Bray Wyatt, no seu papel de wrestler, também teve uma forma de trabalhar semelhante à do mais universal poeta português. Não criou heterónimos e nem tão pouco semi-heterónimos, porque todas as personagens, todas as gimmicks que idealizava eram de natureza circular – começavam no Bray Wyatt e terminavam no Bray Wyatt. Mas todas elas tinham pormenores que se relacionavam intimamente com o seu passado.
Por exemplo, na gimmick do The Fiend, quando Bray Wyatt interpretava o seu lado “bom” (o de um
apresentador de programas de TV para crianças), logo no segundo episódio
aparece a pintar o quadro que representa o momento em que Randy Orton pegou
fogo ao Wyatt Compound, no caminho
para a Wrestlemania 33 em 2017. Logo nesse mesmo episódio introduz o Ramblin’ Rabbit, que representa o modo
como as suas promos enquanto Eater of Worlds se tornavam, muitas vezes, vagas e
inconclusivas (e que por isso vai sempre acabar por ser “morto” de várias
formas).
Daí a questão de todos os mundos que cabem num só.
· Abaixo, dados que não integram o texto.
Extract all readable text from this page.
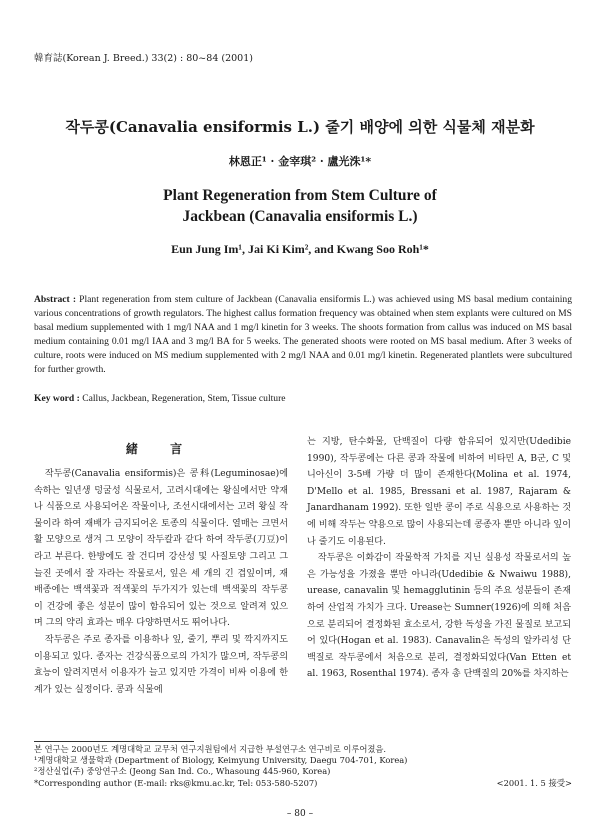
韓育誌(Korean J. Breed.) 33(2) : 80~84 (2001)
작두콩(Canavalia ensiformis L.) 줄기 배양에 의한 식물체 재분화
林恩正¹ · 金宰琪² · 盧光洙¹*
Plant Regeneration from Stem Culture of
Jackbean (Canavalia ensiformis L.)
Eun Jung Im¹, Jai Ki Kim², and Kwang Soo Roh¹*
Abstract : Plant regeneration from stem culture of Jackbean (Canavalia ensiformis L.) was achieved using MS basal medium containing various concentrations of growth regulators. The highest callus formation frequency was obtained when stem explants were cultured on MS basal medium supplemented with 1 mg/l NAA and 1 mg/l kinetin for 3 weeks. The shoots formation from callus was induced on MS basal medium containing 0.01 mg/l IAA and 3 mg/l BA for 5 weeks. The generated shoots were rooted on MS basal medium. After 3 weeks of culture, roots were induced on MS medium supplemented with 2 mg/l NAA and 0.01 mg/l kinetin. Regenerated plantlets were subcultured for further growth.
Key word : Callus, Jackbean, Regeneration, Stem, Tissue culture
緒 言

작두콩(Canavalia ensiformis)은 콩科(Leguminosae)에 속하는 일년생 덩굴성 식물로서, 고려시대에는 왕실에서만 약재나 식품으로 사용되어온 작물이나, 조선시대에서는 고려 왕실 작물이라 하여 재배가 금지되어온 토종의 식물이다. 열매는 크면서 활 모양으로 생겨 그 모양이 작두칼과 같다 하여 작두콩(刀豆)이라고 부른다. 한방에도 잘 건디며 강산성 및 사질토양 그리고 그늘진 곳에서 잘 자라는 작물로서, 잎은 세 개의 긴 겹잎이며, 재배종에는 백색꽃과 적색꽃의 두가지가 있는데 백색꽃의 작두콩이 건강에 좋은 성분이 많이 함유되어 있는 것으로 알려져 있으며 그의 약리 효과는 매우 다양하면서도 뛰어나다.

작두콩은 주로 종자를 이용하나 잎, 줄기, 뿌리 및 깍지까지도 이용되고 있다. 종자는 건강식품으로의 가치가 많으며, 작두콩의 효능이 알려지면서 이용자가 늘고 있지만 가격이 비싸 이용에 한계가 있는 실정이다. 콩과 식물에

는 지방, 탄수화물, 단백질이 다량 함유되어 있지만(Udedibie 1990), 작두콩에는 다른 콩과 작물에 비하여 비타민 A, B군, C 및 니아신이 3-5배 가량 더 많이 존재한다(Molina et al. 1974, D'Mello et al. 1985, Bressani et al. 1987, Rajaram & Janardhanam 1992). 또한 일반 콩이 주로 식용으로 사용하는 것에 비해 작두는 약용으로 많이 사용되는데 콩종자 뿐만 아니라 잎이나 줄기도 이용된다.

작두콩은 이화감이 작물학적 가치를 지닌 실용성 작물로서의 높은 가능성을 가졌을 뿐만 아니라(Udedibie & Nwaiwu 1988), urease, canavalin 및 hemagglutinin 등의 주요 성분들이 존재하여 산업적 가치가 크다. Urease는 Sumner(1926)에 의해 처음으로 분리되어 결정화된 효소로서, 강한 독성을 가진 물질로 보고되어 있다(Hogan et al. 1983). Canavalin은 독성의 알카리성 단백질로 작두콩에서 처음으로 분리, 결정화되었다(Van Etten et al. 1963, Rosenthal 1974). 종자 총 단백질의 20%를 차지하는

본 연구는 2000년도 계명대학교 교무처 연구지원팀에서 지급한 부설연구소 연구비로 이루어졌음.
¹계명대학교 생물학과 (Department of Biology, Keimyung University, Daegu 704-701, Korea)
²정산실업(주) 중앙연구소 (Jeong San Ind. Co., Whasoung 445-960, Korea)
*Corresponding author (E-mail: rks@kmu.ac.kr, Tel: 053-580-5207)	<2001. 1. 5 接受>
– 80 –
Porque
Bray Wyatt assumiu uma só personagem, a qual foi reinventando e explorando de
uma maneira tão psicologicamente distinta da outra que dava a sensação de serem
diferentes. Mas havia sempre um ponto de união.
À medida que o artigo desta semana caminha para o fim (e,
assim como ele, provavelmente caminham para o fim todas as vezes que aqui
falamos do Bray), aquilo que fica, pelo menos na minha cabeça, é a imagem de
alguém que, não sendo um verdadeiro wrestler,
era um wrestler verdadeiro.
"He's got the whole wide world in his hands
He's got the whole world in his hands
He's got the whole world in his hands".